Davalı vekili cevap dilekçesinde özetle; davacının dava açmakta hukuki yararı bulunmadığını, davacının alacağının daha önceden resmi bir organ olan (konkordato komiseri- İflasın özel organı) konkordato komiserliği tarafından tespit edildiğinden davacının işbu prosedüre karşı kanunda düzenlenen süreçleri izlemeyip dava açmasının yerinde olmadığını, hukuki yarar dava şartı yokluğu sebebiyle reddi gerektiğini, davacı tarafın esas hakkındaki beyan ve iddiaların da yerinde olmadığını, konkordato komiserliğinin tüm alacaklılar gibi davacı alacaklının da alacağını tespit ederken tarafların tüm iddia ve savunmalarını; ticari defter ve belgelerini ve diğer tüm delilleri inceleyerek bir karar verdiğini, dolayısıyla davacı alacaklının esasa ilişkin itirazlarının da hukuki anlamda haklı hiçbir dayanağı bulunmadığından reddi gerektiğini, nitekim kanun koyucunun Alacaklılar toplantısına davet başlıklı İcra İflas Kanunun 301.maddesinde ”Konkordato projesinin hazırlanması, alacakların bildirilmesi ve tahkiki tamamlandıktan sonra komiser, 288 inci madde uyarınca yapacağı yeni bir ilânla alacaklıları, konkordato projesini müzakere etmek üzere toplanmaya davet eder. Toplantı günü ilândan en az on beş gün sonra olmak zorundadır. İlanda alacaklıların, toplantıdan önceki yedi gün içinde belgeleri inceleyebilecekleri de bildirilir. Ayrıca, ilânın birer sureti adresi belli olan alacaklılara posta ile gönderilir.” demek suretiyle alacaklılara ilanın yapıldığı andan itibaren 7 gün içerisinde belgeleri inceleme hakkı tanındığını, tüm bu sebeplerle davacı banka tarafından açılan haksız ve hukuki dayanaktan yoksun davanın reddi gerektiğini bildirmiştir.

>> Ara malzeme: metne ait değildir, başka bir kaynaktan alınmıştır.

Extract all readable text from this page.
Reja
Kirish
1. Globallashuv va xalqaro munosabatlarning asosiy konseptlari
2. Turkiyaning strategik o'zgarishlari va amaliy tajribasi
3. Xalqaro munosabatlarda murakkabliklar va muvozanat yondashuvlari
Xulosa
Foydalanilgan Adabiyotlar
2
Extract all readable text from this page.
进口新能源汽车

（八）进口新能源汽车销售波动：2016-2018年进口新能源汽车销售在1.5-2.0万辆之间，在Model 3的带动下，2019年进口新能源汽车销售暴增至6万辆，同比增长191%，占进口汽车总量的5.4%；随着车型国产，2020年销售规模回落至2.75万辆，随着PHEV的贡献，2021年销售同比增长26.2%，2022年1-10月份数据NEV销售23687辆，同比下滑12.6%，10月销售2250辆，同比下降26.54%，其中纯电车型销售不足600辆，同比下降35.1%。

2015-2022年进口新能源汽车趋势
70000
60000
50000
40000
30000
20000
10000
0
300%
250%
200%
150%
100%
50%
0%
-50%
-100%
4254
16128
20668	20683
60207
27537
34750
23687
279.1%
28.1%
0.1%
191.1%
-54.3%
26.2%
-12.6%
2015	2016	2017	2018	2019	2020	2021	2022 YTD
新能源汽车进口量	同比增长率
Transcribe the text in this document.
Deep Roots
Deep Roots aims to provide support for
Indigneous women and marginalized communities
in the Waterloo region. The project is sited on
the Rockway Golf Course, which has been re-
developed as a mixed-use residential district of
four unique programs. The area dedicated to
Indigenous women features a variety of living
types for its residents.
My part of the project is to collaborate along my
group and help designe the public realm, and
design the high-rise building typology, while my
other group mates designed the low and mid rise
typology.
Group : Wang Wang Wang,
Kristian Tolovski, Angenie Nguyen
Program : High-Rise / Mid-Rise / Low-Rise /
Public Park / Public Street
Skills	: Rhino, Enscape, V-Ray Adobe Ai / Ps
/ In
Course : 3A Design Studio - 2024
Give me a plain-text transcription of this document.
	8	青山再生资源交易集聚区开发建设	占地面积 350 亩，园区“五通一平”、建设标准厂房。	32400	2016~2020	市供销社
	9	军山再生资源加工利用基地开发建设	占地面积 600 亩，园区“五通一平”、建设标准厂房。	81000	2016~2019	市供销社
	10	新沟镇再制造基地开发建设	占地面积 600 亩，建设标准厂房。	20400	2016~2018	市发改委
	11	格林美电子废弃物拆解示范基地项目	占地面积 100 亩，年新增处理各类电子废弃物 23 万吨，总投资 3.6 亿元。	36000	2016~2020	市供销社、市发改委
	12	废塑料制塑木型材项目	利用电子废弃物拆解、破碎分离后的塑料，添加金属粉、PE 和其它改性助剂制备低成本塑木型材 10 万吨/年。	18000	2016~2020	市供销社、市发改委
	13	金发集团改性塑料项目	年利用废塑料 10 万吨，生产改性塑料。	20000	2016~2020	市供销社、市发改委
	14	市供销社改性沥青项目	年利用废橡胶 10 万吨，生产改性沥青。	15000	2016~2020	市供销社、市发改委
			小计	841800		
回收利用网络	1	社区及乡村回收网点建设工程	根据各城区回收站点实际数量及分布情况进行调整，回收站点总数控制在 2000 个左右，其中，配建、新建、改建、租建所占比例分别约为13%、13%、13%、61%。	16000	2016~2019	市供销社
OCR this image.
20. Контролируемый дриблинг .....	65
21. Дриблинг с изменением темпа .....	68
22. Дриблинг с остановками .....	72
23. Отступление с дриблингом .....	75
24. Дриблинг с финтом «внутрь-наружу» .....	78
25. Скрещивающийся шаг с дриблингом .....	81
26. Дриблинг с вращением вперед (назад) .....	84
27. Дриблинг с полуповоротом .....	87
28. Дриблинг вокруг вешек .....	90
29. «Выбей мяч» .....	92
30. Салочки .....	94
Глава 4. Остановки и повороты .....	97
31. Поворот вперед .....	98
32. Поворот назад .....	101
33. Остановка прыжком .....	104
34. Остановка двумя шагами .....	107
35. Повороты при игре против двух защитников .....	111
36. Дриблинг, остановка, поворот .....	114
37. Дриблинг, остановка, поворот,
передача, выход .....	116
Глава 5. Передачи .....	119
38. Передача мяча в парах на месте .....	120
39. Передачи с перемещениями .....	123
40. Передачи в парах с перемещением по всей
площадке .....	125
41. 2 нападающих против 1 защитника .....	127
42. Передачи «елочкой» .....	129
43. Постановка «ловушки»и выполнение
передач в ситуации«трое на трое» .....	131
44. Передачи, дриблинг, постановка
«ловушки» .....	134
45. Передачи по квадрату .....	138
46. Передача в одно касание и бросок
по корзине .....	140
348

İLK DERECE MAHKEMESİ KARARI ÖZETİ:
İlk derece mahkemesince; “… Davanın reddine …” şeklinde hüküm kurulmuştur.
İlk derece mahkemesince verilen karara karşı davacı vekili tarafından istinaf yoluna başvurulmuştur.
İLERİ SÜRÜLEN İSTİNAF SEBEPLERİ:
Davacı vekili; konkordatoya ilişkin hükümlerin sadece borçlu tarafından verilen rehinler hakkında uygulanacağının kabul edilmesi gerektiğini, rehinli alacaklının üçüncü kişinin malı üzerinde rehin tesis edilmesini istemesinin temelinde, borçlunun mali durumu ileride bozulursa alacağını rehinli malı sattırarak tahsil etmek olduğunu, kanunda bu yönde hiçbir hüküm de olmadığı halde, borçlu hakkında verilen mühletten rehin veren üçüncü kişinin de yararlanacağı kabul edilirse, rehinli alacaklının üçüncü kişiden teminat istemesinin hiçbir anlamı kalmamakta olduğunu, ortada konkordato başvurusu dahi bulunmayan üçüncü kişinin borçluyla aynı hukukî korumaya mazhar olmasının kurumun amacıyla da bağdaşmadığının da ortada olduğunu, üçüncü kişinin verdiği rehinlerde, rehinli alacaklının konkordato borçlusundan olan alacağı konkordato hükümlerine tabi olduğunu, rehinli alacaklıya alacağının tamamını konkordatoya yazdırma ve oy kullanma hakkı verilmesinin zorunlu olduğunu, rehinli alacaklı konkordato borçlusundan alacağını konkordato hükümlerine göre talep etme hakkına sahip olduğu halde, ona alacağını yazdırma ve oy kullanma hakkı tanımamanın isabetli olmadığını, rehinli alacaklının alacağını yazdırması halinde, borçlu bu alacağa itiraz etse bile dava açarak alacak için pay ayrılmasını sağlamanın mümkün olduğunu ve ayrılan pay üçüncü kişinin rücu alacağının da güvencesini teşkil ettiğini belirterek; istinaf taleplerinin kabulüne, yerel mahkeme kararının kaldırılmasına karar verilmesi talebiyle istinaf yoluna başvurmuştur.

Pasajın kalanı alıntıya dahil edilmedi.